I would make sure you do detailed case notes on each file and send copies to the ceo and keep a copy before you leave. Just in case they try and pin something on you when you leave.

I'd probably stick it out if it's going to leave you in financial difficulty. What about starting new job sooner?

JennyHolzersGhost · 16/09/2018 12:43

BTW OP I haven’t checked to see if anyone else has said this already but I noted you were worried about the new job falling through - you should never hand your notice in at an old job before getting the paperwork in writing for the new job and signing the contract !!! Just a warning ...

JennyHolzersGhost · 16/09/2018 12:43

And yes, document everything that goes on up until you leave. Maybe keep a daily incident diary or somesuch. Just in case.

Starlighter · 16/09/2018 12:45

Another vote for option 2! Don’t be bullied into negotiations to stay longer, you tried asking for help, they ignored you, you owe them nothing.

Let us know how it goes! Are you telling them tomorrow?

Puzzledandpissedoff · 16/09/2018 12:47

I genuinely fear repercussions though

In view of what happened with the employee you've just mentioned I don't blame you; in fact what they might do in retaliation had occurred to me too

At all costs I'd get away from this toxic mess asap, and if that means gong sick (something I'd normally never suggest) then so be it. Money issues come and go but a reputation lasts and the charity clearly feel no obligation to care about yours ... or their own, for that matter Hmm

WellThisIsShit · 16/09/2018 12:49

Not sure I’d lie about reason for giving 30 days now instead for the offered 3 months.

I’d be very sparing with information actually. Polite, professional but closed, vs actively covering up for her!

Managing your reputation doesn’t mean polishing hers too, even if you are too nervous to actively destroy hers by speaking the truth.

buttheydo · 16/09/2018 12:52

Thanks again. X

Oh and Jenny, thanks for your concern and you are absolutely right. I have the written job offer with specified terms, and I have accepted (and relied on it by giving notice). So we have offer, acceptance, consideration, and privity, all the elements of a contract. That'll be £500 please. My clerk will send you the bill. Xxx lulz

OP posts:
HashTagLil · 16/09/2018 13:15

OP, for a lawyer it surprises me that you rely on face to face conversations so much?

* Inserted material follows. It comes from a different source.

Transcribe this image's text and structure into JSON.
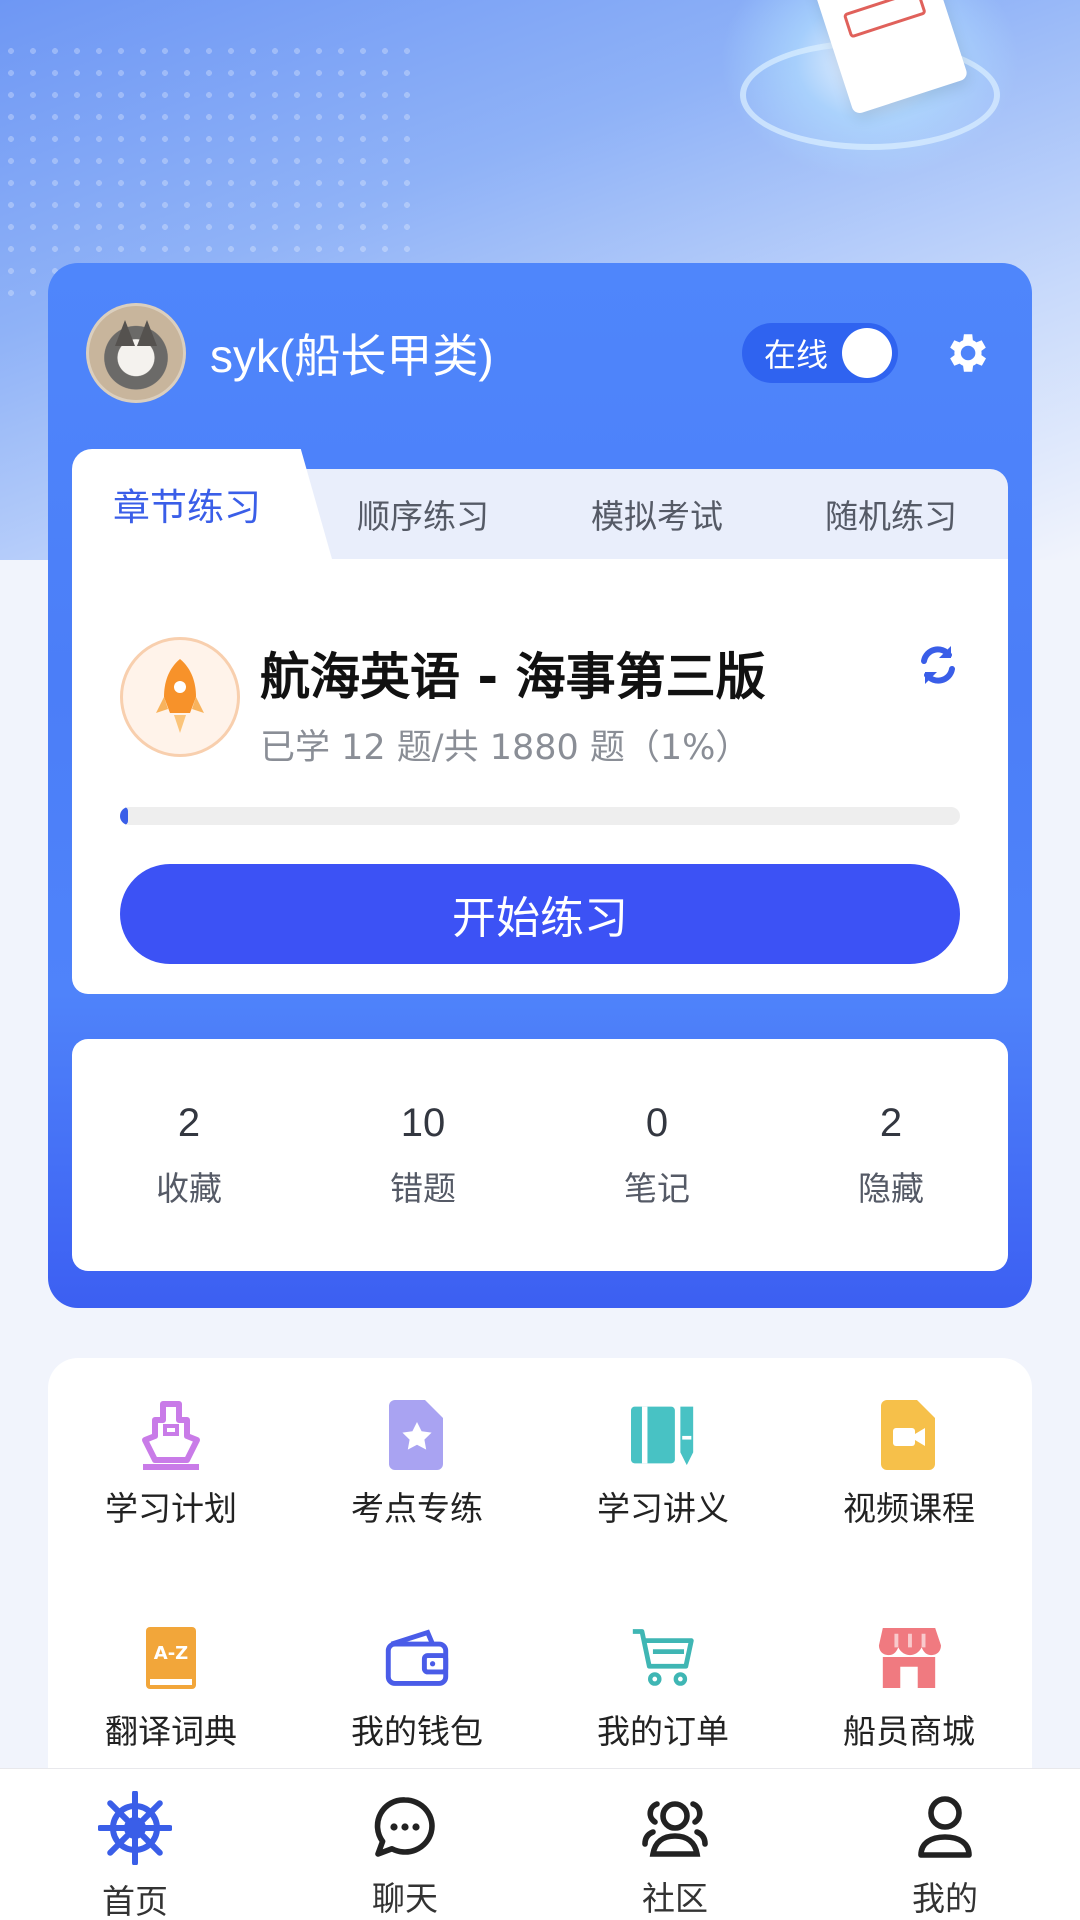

I am not in the legal field, but surely if you can see you have an incompetent boss the lie of the land, you'd be taking every opportunity to cover your own back by leaving a paper trail of everything you've done or discussed?

You don't owe the current one an explanation in your formal resignation letter of why you are leaving. Just keep it short and to the point.

Good luck in your new job

austenozzy · 16/09/2018 13:15

Haven’t read all five pages, but do the 30 days and get out. If it’s going to skint you completely, maybe some pressure-free remote work via people per hour or similar until the nww role starts? Might help keep the wolf from the door.

JennyHolzersGhost · 16/09/2018 13:20

Glad to hear it OP!!

EarlyModernParent · 16/09/2018 15:11

My relative in a similar situation was sweetness and light to nightmare boss. Stuck it out, protected their team, got out. Upon which those team members each had a turn in the firing line, sought out relative and got lots of advice and support. So relative's reputation in the niche is enhanced by many and maligned only by one.
So yes, be a love to everyone else until you go, they will appreciate it.